Wednesday, June 7, 2017

Dear Sugar: To the New Mom-By-Adoption, Here's Some Encouragement

Dear Sugar:

How are you doing?  If you're anything like I was almost nine years ago, you're feeling conflicted. You're enjoying your baby, but you're also nervous.  You're a new mom, and not just any new mom, but a new mom by adoption.  That comes with extras:  extra pressure, extra expectations, extra considerations.   And honestly, it's overwhelming and can be unnerving.   

Me snuggling my brand new (oldest) baby.
As a mom of four, all of whom came to us by domestic, infant, transracial, open adoption, I want to offer you some encouragement.   Because I've been where you are.   And I know it's not easy.

Let's first get this out of the way:  there are high expectations of you.   These are put on you by yourself, by the adoption community, by your family, by your friends and co-workers, by strangers. It's expected that you be overjoyed.  That you are a great mom.  That you relish in sleepless nights and diaper blowouts, because you've waited so long to become a mommy.   

But motherhood, no matter how it comes to you, is difficult.  There's not guidebook.  There's no map. There's no magic 8 ball.  There's no genie in a bottle.   And if you find yourself struggling with any area of motherhood (not having time to shower, a harsh word from a friend, maternity leave, etc.), you are NORMAL.  And you are not alone.   

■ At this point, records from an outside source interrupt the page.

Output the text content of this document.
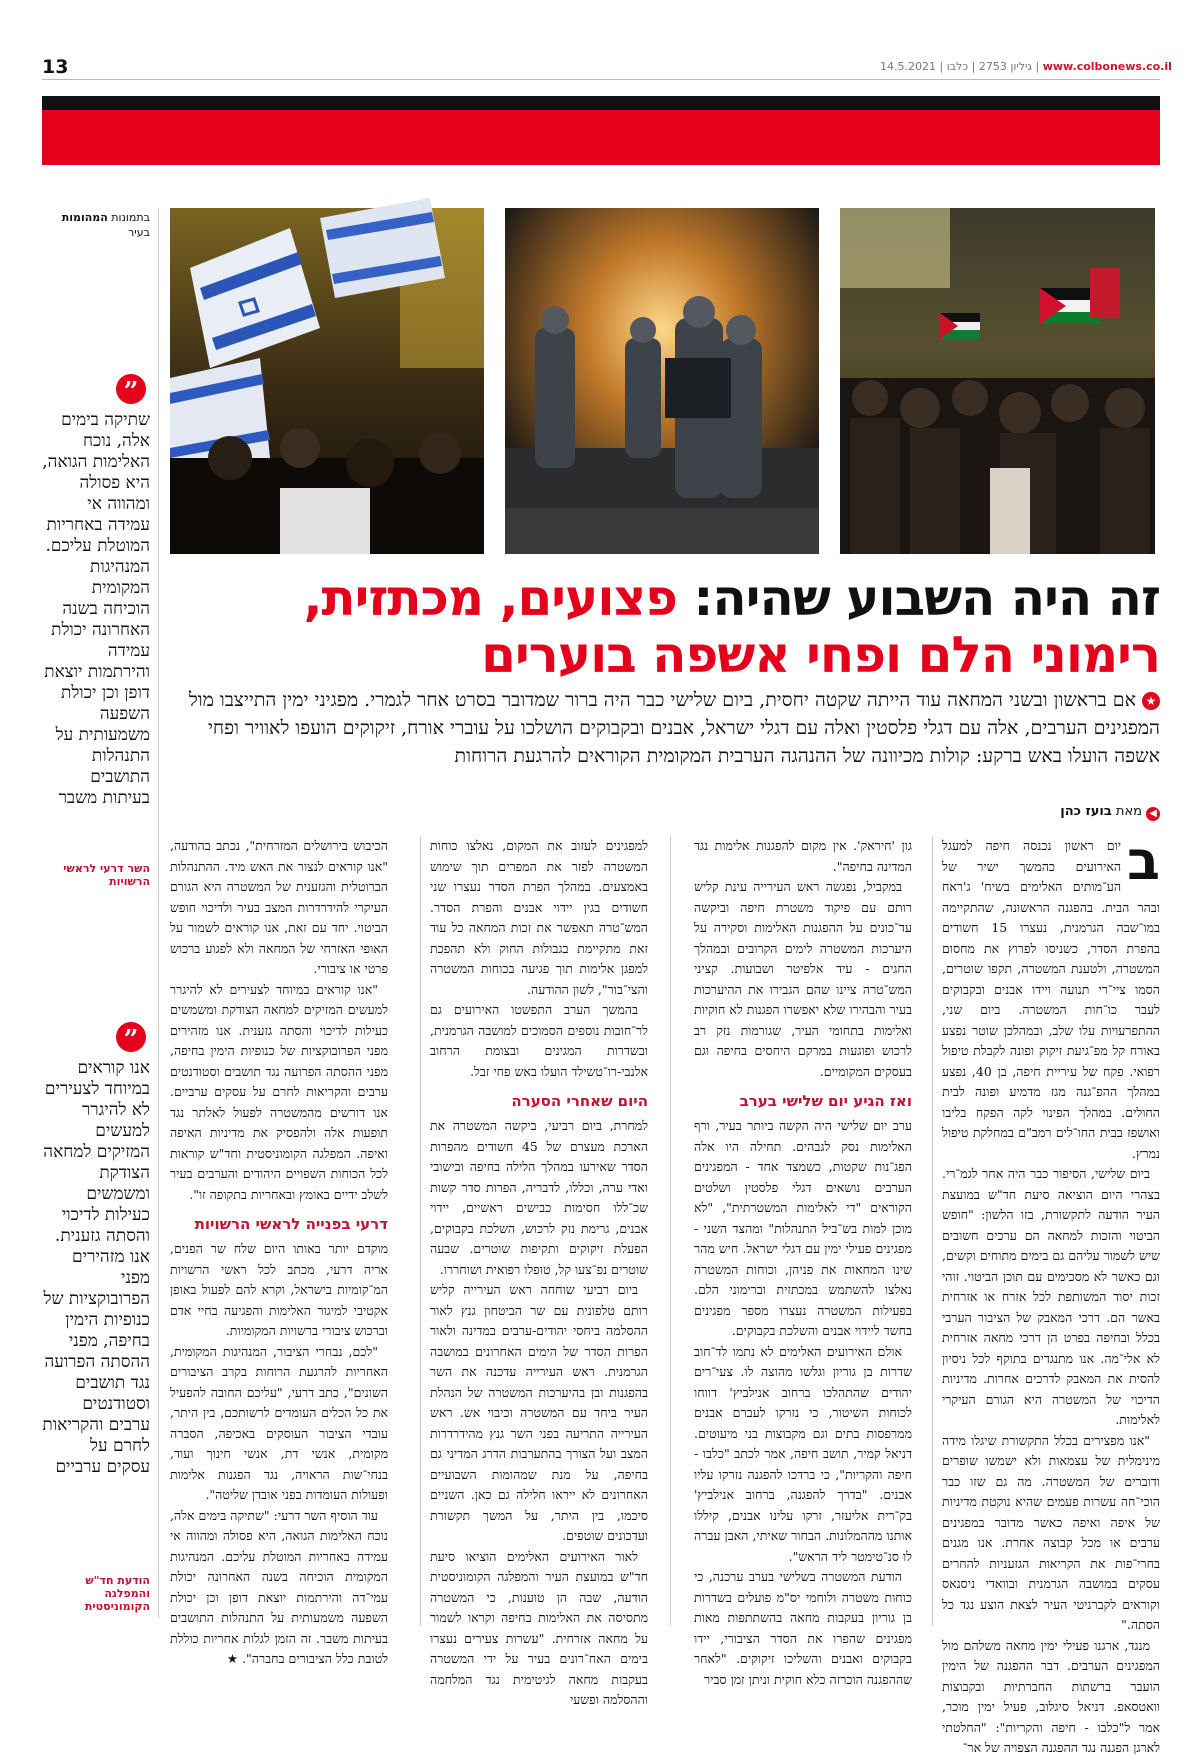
13	14.5.2021 |	גיליון 2753 | כלבו	| www.colbonews.co.il
זה היה השבוע שהיה: פצועים, מכתזית, רימוני הלם ופחי אשפה בוערים
★אם בראשון ובשני המחאה עוד הייתה שקטה יחסית, ביום שלישי כבר היה ברור שמדובר בסרט אחר לגמרי. מפגיני ימין התייצבו מול המפגינים הערבים, אלה עם דגלי פלסטין ואלה עם דגלי ישראל, אבנים ובקבוקים הושלכו על עוברי אורח, זיקוקים הועפו לאוויר ופחי אשפה הועלו באש ברקע: קולות מכיוונה של ההנהגה הערבית המקומית הקוראים להרגעת הרוחות
◀מאת בועז כהן
ב

יום ראשון נכנסה חיפה למעגל האירועים כהמשך ישיר של הע־מותים האלימים בשיח' ג'ראח ובהר הבית. בהפגנה הראשונה, שהתקיימה במו־שבה הגרמנית, נעצרו 15 חשודים בהפרת הסדר, כשניסו לפרוץ את מחסום המשטרה, ולטענת המשטרה, תקפו שוטרים, הסמו ציי־רי תנועה ויידו אבנים ובקבוקים לעבר כו־חות המשטרה. ביום שני, ההתפרעויות עלו שלב, ובמהלכן שוטר נפצע באורח קל מפ־גיעת זיקוק ופונה לקבלת טיפול רפואי. פקח של עיריית חיפה, בן 40, נפצע במהלך ההפ־גנה מגז מדמיע ופונה לבית החולים. במהלך הפינוי לקה הפקח בליבו ואושפז בבית החו־לים רמב"ם במחלקת טיפול נמרץ.

ביום שלישי, הסיפור כבר היה אחר לגמ־רי. בצהרי היום הוציאה סיעת חד"ש במועצת העיר הודעה לתקשורת, בזו הלשון: "חופש הביטוי והזכות למחאה הם ערכים חשובים שיש לשמור עליהם גם בימים מתוחים וקשים, וגם כאשר לא מסכימים עם תוכן הביטוי. זוהי זכות יסוד המשותפת לכל אזרח או אזרחית באשר הם. דרכי המאבק של הציבור הערבי בכלל ובחיפה בפרט הן דרכי מחאה אזרחית לא אלי־מה. אנו מתנגדים בתוקף לכל ניסיון להסית את המאבק לדרכים אחרות. מדיניות הדיכוי של המשטרה היא הגורם העיקרי לאלימות.

"אנו מפצירים בכלל התקשורת שיגלו מידה מינימלית של עצמאות ולא ישמשו שופרים ודוברים של המשטרה. מה גם שזו כבר הוכי־חה עשרות פעמים שהיא נוקטת מדיניות של איפה ואיפה כאשר מדובר במפגינים ערבים או מכל קבוצה אחרת. אנו מגנים בחרי־פות את הקריאות הגזעניות להחרים עסקים במושבה הגרמנית ובוואדי ניסנאס וקוראים לקברניטי העיר לצאת הוצע נגד כל הסתה."

מנגד, ארגנו פעילי ימין מחאה משלהם מול המפגינים הערבים. דבר ההפגנה של הימין הועבר ברשתות החברתיות ובקבוצות וואטסאפ. דניאל סיגלוב, פעיל ימין מוכר, אמר ל"כלבו - חיפה והקריות": "החלטתי לארגן הפגנה נגד ההפגנה הצפויה של אר־

גון 'חיראק'. אין מקום להפגנות אלימות נגד המדינה בחיפה".

במקביל, נפגשה ראש העירייה עינת קליש רותם עם פיקוד משטרת חיפה וביקשה עד־כונים על ההפגנות האלימות וסקירה על היערכות המשטרה לימים הקרובים ובמהלך החגים - עיד אלפיטר ושבועות. קציני המש־טרה ציינו שהם הגבירו את ההיערכות בעיר והבהירו שלא יאפשרו הפגנות לא חוקיות ואלימות בתחומי העיר, שגורמות נזק רב לרכוש ופוגעות במרקם היחסים בחיפה וגם בעסקים המקומיים.

ואז הגיע יום שלישי בערב

ערב יום שלישי היה הקשה ביותר בעיר, ורף האלימות נסק לגבהים. תחילה היו אלה הפג־נות שקטות, כשמצד אחד - המפגינים הערבים נושאים דגלי פלסטין ושלטים הקוראים "די לאלימות המשטרתית", "לא מוכן למות בש־ביל התנהלות" ומהצד השני - מפגינים פעילי ימין עם דגלי ישראל. חיש מהר שינו המחאות את פניהן, וכוחות המשטרה נאלצו להשתמש במכתזית וברימוני הלם. בפעילות המשטרה נעצרו מספר מפגינים בחשד ליידוי אבנים והשלכת בקבוקים.

אולם האירועים האלימים לא נתמו לד־חוב שדרות בן גוריון וגלשו מהוצה לו. צעי־רים יהודים שהתהלכו ברחוב אנילביץ' דווחו לכוחות השיטור, כי נזרקו לעברם אבנים ממרפסות בתים וגם מקבוצות בני מיעוטים. דניאל קמיר, תושב חיפה, אמר לכתב "כלבו - חיפה והקריות", כי ברדכו להפגנה נזרקו עליו אבנים. "בדרך להפגנה, ברחוב אנילביץ' בק־רית אליעזר, זרקו עלינו אבנים, קיללו אותנו מההמלונות. הבחור שאיתי, האבן עברה לו סנ־טימטר ליד הראש".

הודעת המשטרה בשלישי בערב ערכנה, כי כוחות משטרה ולוחמי יס"מ פועלים בשדרות בן גוריון בעקבות מחאה בהשתתפות מאות מפגינים שהפרו את הסדר הציבורי, יידו בקבוקים ואבנים והשליכו זיקוקים. "לאחר שההפגנה הוכרזה כלא חוקית וניתן זמן סביר

למפגינים לעזוב את המקום, נאלצו כוחות המשטרה לפזר את המפרים תוך שימוש באמצעים. במהלך הפרת הסדר נעצרו שני חשודים בגין יידוי אבנים והפרת הסדר. המש־טרה תאפשר את זכות המחאה כל עוד זאת מתקיימת בגבולות החוק ולא תהפכת למפגן אלימות תוך פגיעה בכוחות המשטרה והצי־בור", לשון ההודעה.

בהמשך הערב התפשטו האירועים גם לר־חובות נוספים הסמוכים למושבה הגרמנית, ובשדרות המגינים ובצומת הרחוב אלנבי-רו־טשילד הועלו באש פחי זבל.

היום שאחרי הסערה

למחרת, ביום רביעי, ביקשה המשטרה את הארכת מעצרם של 45 חשודים מהפרות הסדר שאירעו במהלך הלילה בחיפה ובישובי ואדי ערה, וכללו, לדבריה, הפרות סדר קשות שכ־ללו חסימות כבישים ראשיים, יידוי אבנים, גרימת נזק לרכוש, השלכת בקבוקים, הפעלת זיקוקים ותקיפות שוטרים. שבעה שוטרים נפ־צעו קל, טופלו רפואית ושוחררו.

ביום רביעי שוחחה ראש העירייה קליש רותם טלפונית עם שר הביטחון גנץ לאור ההסלמה ביחסי יהודים-ערבים במדינה ולאור הפרות הסדר של הימים האחרונים במושבה הגרמנית. ראש העירייה עדכנה את השר בהפגנות ובן בהיערכות המשטרה של הנהלת העיר ביחד עם המשטרה וכיבוי אש. ראש העירייה התריעה בפני השר גנץ מהידרדרות המצב ועל הצורך בהתערבות הדרג המדיני גם בחיפה, על מנת שמהומות השבועיים האחרונים לא ייראו חלילה גם כאן. השניים סיכמו, בין היתר, על המשך תקשורת ועדכונים שוטפים.

לאור האירועים האלימים הוציאו סיעת חד"ש במועצת העיר והמפלגה הקומוניסטית הודעה, שבה הן טוענות, כי המשטרה מתסיסה את האלימות בחיפה וקראו לשמור על מחאה אזרחית. "עשרות צעירים נעצרו בימים האח־רונים בעיר על ידי המשטרה בעקבות מחאה לגיטימית נגד המלחמה וההסלמה ופשעי

הכיבוש בירושלים המזרחית", נכתב בהודעה, "אנו קוראים לנצור את האש מיד. ההתנהלות הברוטלית והגזענית של המשטרה היא הגורם העיקרי להידרדרות המצב בעיר ולדיכוי חופש הביטוי. יחד עם זאת, אנו קוראים לשמור על האופי האזרחי של המחאה ולא לפגוע ברכוש פרטי או ציבורי.

"אנו קוראים במיוחד לצעירים לא להיגרר למעשים המזיקים למחאה הצודקת ומשמשים כעילות לדיכוי והסתה גזענית. אנו מזהירים מפני הפרובוקציות של כנופיות הימין בחיפה, מפני ההסתה הפרועה נגד תושבים וסטודנטים ערבים והקריאות לחרם על עסקים ערביים. אנו דורשים מהמשטרה לפעול לאלתר נגד תופעות אלה ולהפסיק את מדיניות האיפה ואיפה. המפלגה הקומוניסטית וחד"ש קוראות לכל הכוחות השפויים היהודים והערבים בעיר לשלב ידיים באומץ ובאחריות בתקופה זו".

דרעי בפנייה לראשי הרשויות

מוקדם יותר באותו היום שלח שר הפנים, אריה דרעי, מכתב לכל ראשי הרשויות המ־קומיות בישראל, וקרא להם לפעול באופן אקטיבי למיגור האלימות והפגיעה בחיי אדם וברכוש ציבורי ברשויות המקומיות.

"לכם, נבחרי הציבור, המנהיגות המקומית, האחריות להרגעת הרוחות בקרב הציבורים השונים", כתב דרעי, "עליכם החובה להפעיל את כל הכלים העומדים לרשותכם, בין היתר, עובדי הציבור העוסקים באכיפה, הסברה מקומית, אנשי דת, אנשי חינוך ועוד, בנחי־שות הראויה, נגד הפגנות אלימות ופעולות העומדות בפני אובדן שליטה".

עוד הוסיף השר דרעי: "שתיקה בימים אלה, נוכח האלימות הגואה, היא פסולה ומהווה אי עמידה באחריות המוטלת עליכם. המנהיגות המקומית הוכיחה בשנה האחרונה יכולת עמי־דה והירתמות יוצאת דופן וכן יכולת השפעה משמעותית על התנהלות התושבים בעיתות משבר. זה הזמן לגלות אחריות כוללת לטובת כלל הציבורים בחברה". ★

בתמונות המהומות בעיר
”
שתיקה בימים אלה, נוכח האלימות הגואה, היא פסולה ומהווה אי עמידה באחריות המוטלת עליכם. המנהיגות המקומית הוכיחה בשנה האחרונה יכולת עמידה והירתמות יוצאת דופן וכן יכולת השפעה משמעותית על התנהלות התושבים בעיתות משבר
השר דרעי לראשי הרשויות
”
אנו קוראים במיוחד לצעירים לא להיגרר למעשים המזיקים למחאה הצודקת ומשמשים כעילות לדיכוי והסתה גזענית. אנו מזהירים מפני הפרובוקציות של כנופיות הימין בחיפה, מפני ההסתה הפרועה נגד תושבים וסטודנטים ערבים והקריאות לחרם על עסקים ערביים
הודעת חד"ש והמפלגה הקומוניסטית
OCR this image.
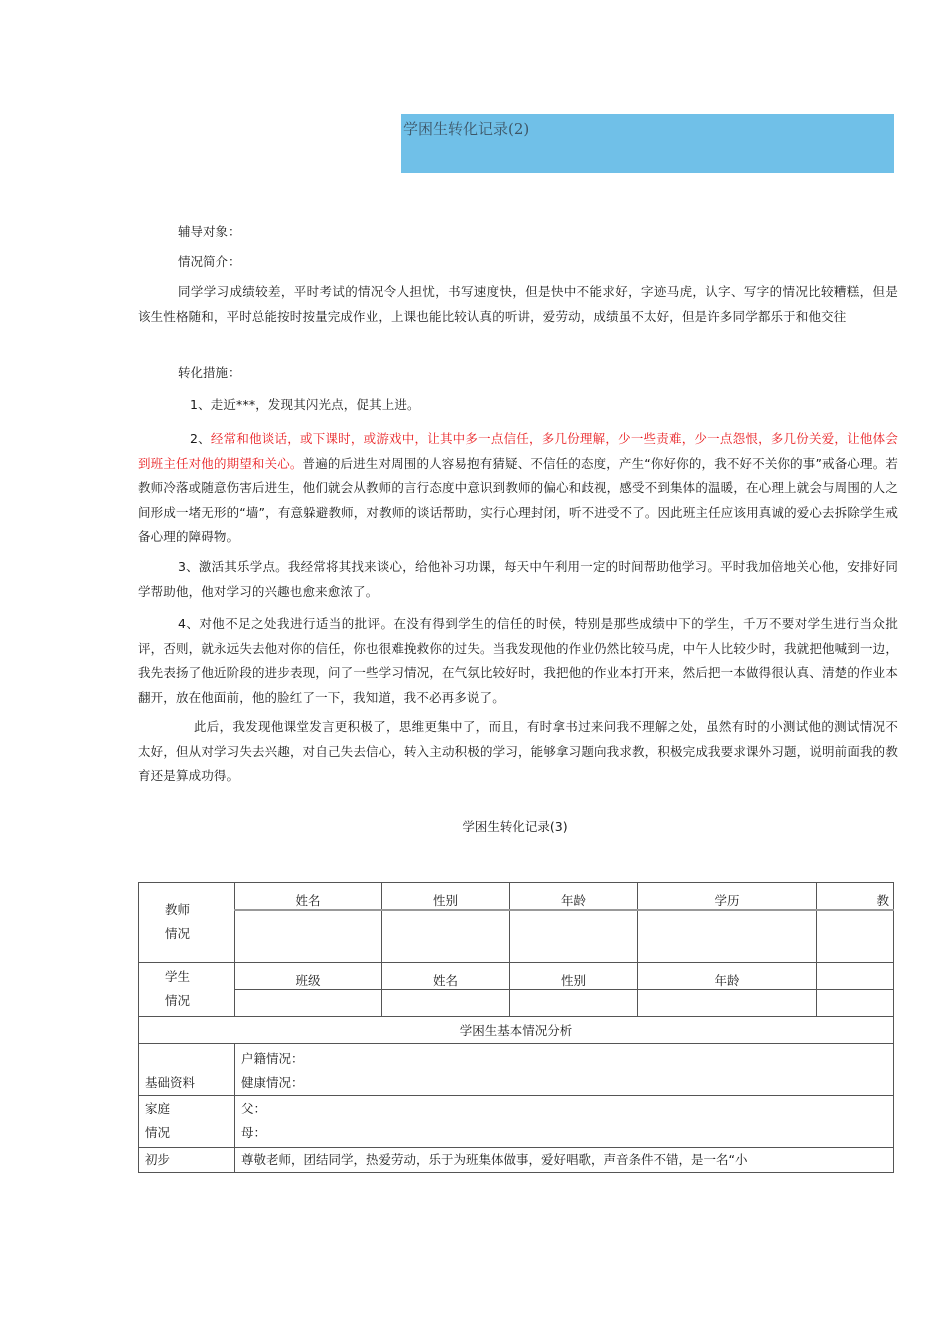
学困生转化记录(2)
辅导对象：
情况简介：
同学学习成绩较差，平时考试的情况令人担忧，书写速度快，但是快中不能求好，字迹马虎，认字、写字的情况比较糟糕，但是该生性格随和，平时总能按时按量完成作业，上课也能比较认真的听讲，爱劳动，成绩虽不太好，但是许多同学都乐于和他交往
转化措施：
1、走近***，发现其闪光点，促其上进。
2、经常和他谈话，或下课时，或游戏中，让其中多一点信任，多几份理解，少一些责难，少一点怨恨，多几份关爱，让他体会到班主任对他的期望和关心。普遍的后进生对周围的人容易抱有猜疑、不信任的态度，产生“你好你的，我不好不关你的事”戒备心理。若教师冷落或随意伤害后进生，他们就会从教师的言行态度中意识到教师的偏心和歧视，感受不到集体的温暖，在心理上就会与周围的人之间形成一堵无形的“墙”，有意躲避教师，对教师的谈话帮助，实行心理封闭，听不进受不了。因此班主任应该用真诚的爱心去拆除学生戒备心理的障碍物。
3、激活其乐学点。我经常将其找来谈心，给他补习功课，每天中午利用一定的时间帮助他学习。平时我加倍地关心他，安排好同学帮助他，他对学习的兴趣也愈来愈浓了。
4、对他不足之处我进行适当的批评。在没有得到学生的信任的时侯，特别是那些成绩中下的学生，千万不要对学生进行当众批评，否则，就永远失去他对你的信任，你也很难挽救你的过失。当我发现他的作业仍然比较马虎，中午人比较少时，我就把他喊到一边，我先表扬了他近阶段的进步表现，问了一些学习情况，在气氛比较好时，我把他的作业本打开来，然后把一本做得很认真、清楚的作业本翻开，放在他面前，他的脸红了一下，我知道，我不必再多说了。
此后，我发现他课堂发言更积极了，思维更集中了，而且，有时拿书过来问我不理解之处，虽然有时的小测试他的测试情况不太好，但从对学习失去兴趣，对自己失去信心，转入主动积极的学习，能够拿习题向我求教，积极完成我要求课外习题，说明前面我的教育还是算成功得。
学困生转化记录(3)
教师
情况	姓名	性别	年龄	学历	教

学生
情况	班级	姓名	性别	年龄	

学困生基本情况分析					
基础资料	户籍情况：
健康情况：				
家庭
情况	父：
母：				
初步	尊敬老师，团结同学，热爱劳动，乐于为班集体做事，爱好唱歌，声音条件不错，是一名“小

Here's what I want you to know:  

Be both humble and confident.  

Humility comes by accepting the suggestions, advice, and encouragement (yes, encouragement!) from the people who matter. Who are those people?   They are fellow moms-by-adoption, they are people who racially match your child, they are people who are on "your team" (the ones who want you to succeed and enjoy motherhood), they are adoptees.  Know what true humility is:

Confidence comes with time and experience.  You know, good things come to those who wait. Confidence isn't prideful or egotistical.  No.  Confidence is strength, joy, and peace.    

Reject the Super Parent Syndrome.

Those of us who adopt are often revered in society.  We are saviors.  We are the ones who swooped in and saved the babies who needed "a good home."  Our children are "lucky":  lucky to be adopted.   We must reject these things.   Because one, we aren't saviors:  we're just parents who chose to grow our families by adoption.  And, because our children aren't the lucky ones:  WE ARE the lucky ones, lucky enough to have been chosen to parent our children.    

And the main reason we must reject Super Parent Syndrome:   oh how the mighty fall!   Being put on a pedestal means we have A LOT to live up to.  We will never feel like enough.  We won't be content. We won't relish in being parents.  Instead, we will work and struggle, every moment of every day, to not fall of the pedestal.   
Turn away from critics who distract you from your job and your joy.  

Accepting suggestions and advice from experienced individuals is one thing (and it's necessary), but accepting criticism from haters, letting that fester within you, and put a damper on your day:  well, that's your own silly fault!   Often this stems from "support" groups online (insert eye roll and sprinkle the drama like confetti), from someone who has no clue about about adoption (race, ability, etc.), and even strangers.  This is when I need you to remember what I taught you.   First, you can choose not to respond at all:  which is more powerful than responding.  Second, if someone is relentless or you feel you MUST reply, remember the five magic words?   

Speak the words.  Walk away.  Your job is to mother your child, which is what you were chosen to do, not defend your decisions. 

I know it's not always easy to do these things.  The best things in life usually are the most difficult.   

Remember:  your obligation is to your child and your family.  Keep it simple.   And ENJOY your new motherhood.  The old ladies at the grocery store are right:  time really does fly by.